Taınmış marka için Paris Sözleşmesinin 1. mükerrer 6. maddesinde kullanılan ifade  “umumen/herkesçe tanınan marka” anlamında olup, Birliğe üye bir ülkede maruf hale gelmiş bulunan markayı ifade etmektedir.

Bu tür markalar dünya çapında maruf olmasa bile Paris Sözleşmesi’ne üye ülkelerde, hatta bu üye ülkelerin bazılarında bilinen marka ise bu madde kapsamında kabul edilmektedir.

Tanınmış markaların Paris Sözleşmesinin 1. Mükerrer 6. maddesinden yararlanabilmesi için, koruma talep eden markanın Türkiye’de umumen malum olması yeterli olup markanın ülkemizde fiilen kullanılması zorunluluğu dahi bulunmamaktadır.

Tanınmış marka için TRIPS 16.2 maddesiyle “herkesçe biliniyor olma” koşulundan vazgeçilmiş; “ilgili sektörde tanınmışlık” yeterli kabul edilmiştir.

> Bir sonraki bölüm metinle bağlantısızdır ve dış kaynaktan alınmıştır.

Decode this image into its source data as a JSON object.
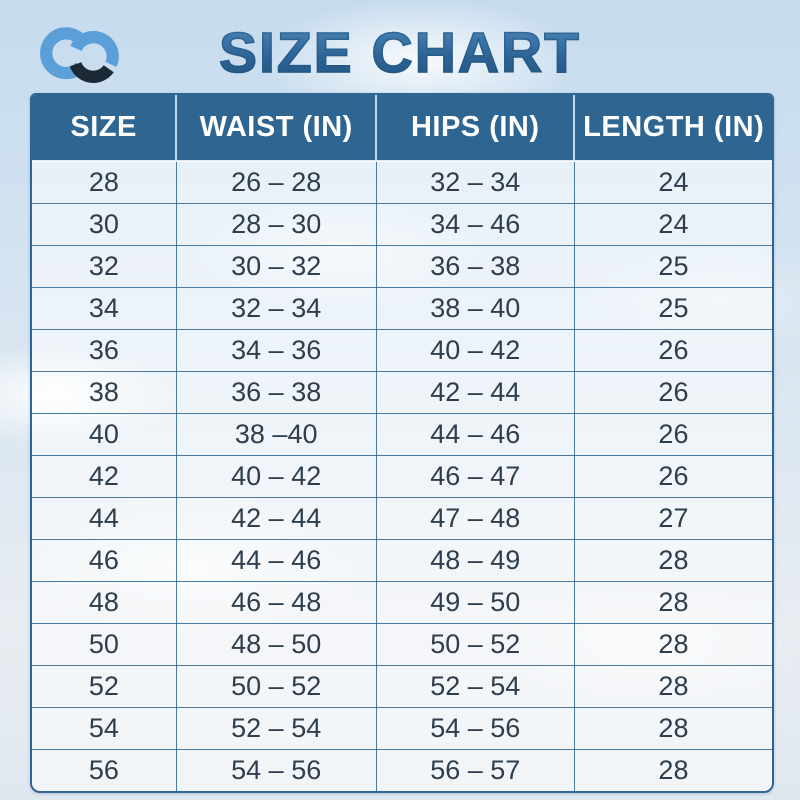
{
  "header": {
    "title": "SIZE CHART",
    "logo": "cc-brand-logo"
  },
  "colors": {
    "title_blue_top": "#4e8cbd",
    "title_blue_bottom": "#1e557e",
    "header_row_bg": "#2e6591",
    "table_border": "#2f6592",
    "cell_text": "#2f3e4c",
    "logo_light_blue": "#5b9fd8",
    "logo_dark": "#1c2a35",
    "sky_top": "#c6dbee",
    "sky_bottom": "#e0e8ef"
  },
  "chart_data": {
    "type": "table",
    "title": "SIZE CHART",
    "columns": [
      "SIZE",
      "WAIST (IN)",
      "HIPS (IN)",
      "LENGTH (IN)"
    ],
    "rows": [
      [
        "28",
        "26 – 28",
        "32 – 34",
        "24"
      ],
      [
        "30",
        "28 – 30",
        "34 – 46",
        "24"
      ],
      [
        "32",
        "30 – 32",
        "36 – 38",
        "25"
      ],
      [
        "34",
        "32 – 34",
        "38 – 40",
        "25"
      ],
      [
        "36",
        "34 – 36",
        "40 – 42",
        "26"
      ],
      [
        "38",
        "36 – 38",
        "42 – 44",
        "26"
      ],
      [
        "40",
        "38 –40",
        "44 – 46",
        "26"
      ],
      [
        "42",
        "40 – 42",
        "46 – 47",
        "26"
      ],
      [
        "44",
        "42 – 44",
        "47 – 48",
        "27"
      ],
      [
        "46",
        "44 – 46",
        "48 – 49",
        "28"
      ],
      [
        "48",
        "46 – 48",
        "49 – 50",
        "28"
      ],
      [
        "50",
        "48 – 50",
        "50 – 52",
        "28"
      ],
      [
        "52",
        "50 – 52",
        "52 – 54",
        "28"
      ],
      [
        "54",
        "52 – 54",
        "54 – 56",
        "28"
      ],
      [
        "56",
        "54 – 56",
        "56 – 57",
        "28"
      ]
    ]
  }
}
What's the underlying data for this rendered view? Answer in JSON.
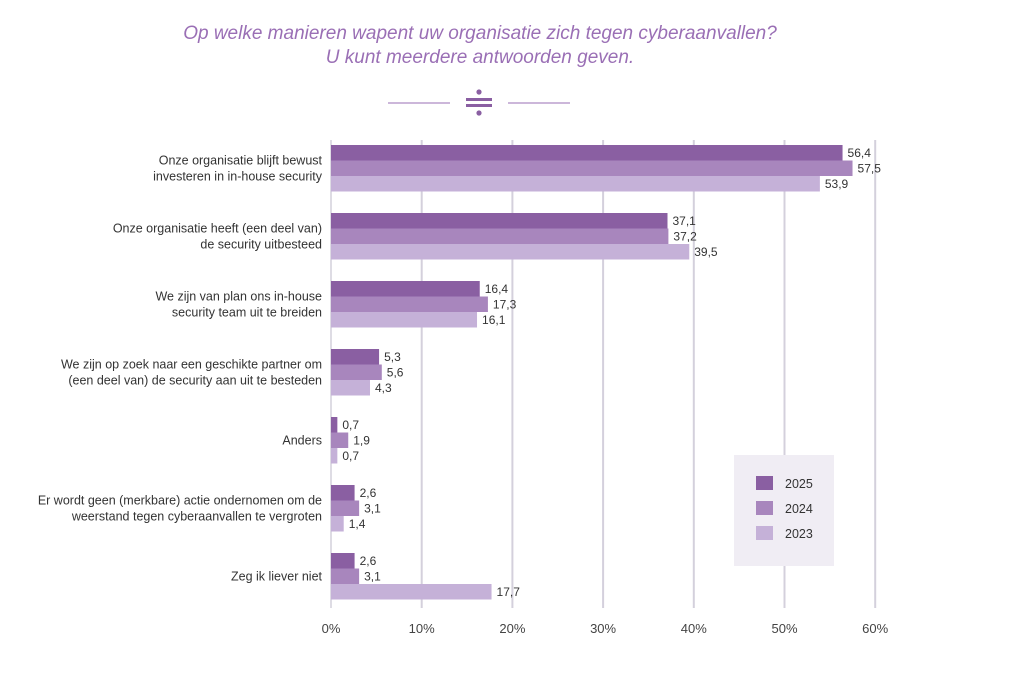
{
  "title_line1": "Op welke manieren wapent uw organisatie zich tegen cyberaanvallen?",
  "title_line2": "U kunt meerdere antwoorden geven.",
  "divider_icon": "divide-icon",
  "colors": {
    "title": "#9a6fb5",
    "series_2025": "#8a5fa2",
    "series_2024": "#a886bd",
    "series_2023": "#c5b1d8",
    "grid": "#d4d0dc",
    "legend_bg": "#f0edf4"
  },
  "chart_data": {
    "type": "bar",
    "orientation": "horizontal",
    "categories": [
      [
        "Onze organisatie blijft bewust",
        "investeren in in-house security"
      ],
      [
        "Onze organisatie heeft (een deel van)",
        "de security uitbesteed"
      ],
      [
        "We zijn van plan ons in-house",
        "security team uit te breiden"
      ],
      [
        "We zijn op zoek naar een geschikte partner om",
        "(een deel van) de security aan uit te besteden"
      ],
      [
        "Anders"
      ],
      [
        "Er wordt geen (merkbare) actie ondernomen om de",
        "weerstand tegen cyberaanvallen te vergroten"
      ],
      [
        "Zeg ik liever niet"
      ]
    ],
    "series": [
      {
        "name": "2025",
        "values": [
          56.4,
          37.1,
          16.4,
          5.3,
          0.7,
          2.6,
          2.6
        ],
        "labels": [
          "56,4",
          "37,1",
          "16,4",
          "5,3",
          "0,7",
          "2,6",
          "2,6"
        ]
      },
      {
        "name": "2024",
        "values": [
          57.5,
          37.2,
          17.3,
          5.6,
          1.9,
          3.1,
          3.1
        ],
        "labels": [
          "57,5",
          "37,2",
          "17,3",
          "5,6",
          "1,9",
          "3,1",
          "3,1"
        ]
      },
      {
        "name": "2023",
        "values": [
          53.9,
          39.5,
          16.1,
          4.3,
          0.7,
          1.4,
          17.7
        ],
        "labels": [
          "53,9",
          "39,5",
          "16,1",
          "4,3",
          "0,7",
          "1,4",
          "17,7"
        ]
      }
    ],
    "xlim": [
      0,
      60
    ],
    "xticks": [
      "0%",
      "10%",
      "20%",
      "30%",
      "40%",
      "50%",
      "60%"
    ],
    "legend": [
      "2025",
      "2024",
      "2023"
    ],
    "legend_position": "bottom-right",
    "grid": true
  }
}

Tanınmış markanın bilinmesi gereken “İlgili sektör”; WIPO tarafından, markanın uygulandığı mal ya da hizmetlerin gerçek ya da potansiyel tüketicileri, dağıtım kanallarında görevli kişiler ve söz konusu mal veya hizmetlerle ilgili olan iş çevreleri olarak belirtilmiştir.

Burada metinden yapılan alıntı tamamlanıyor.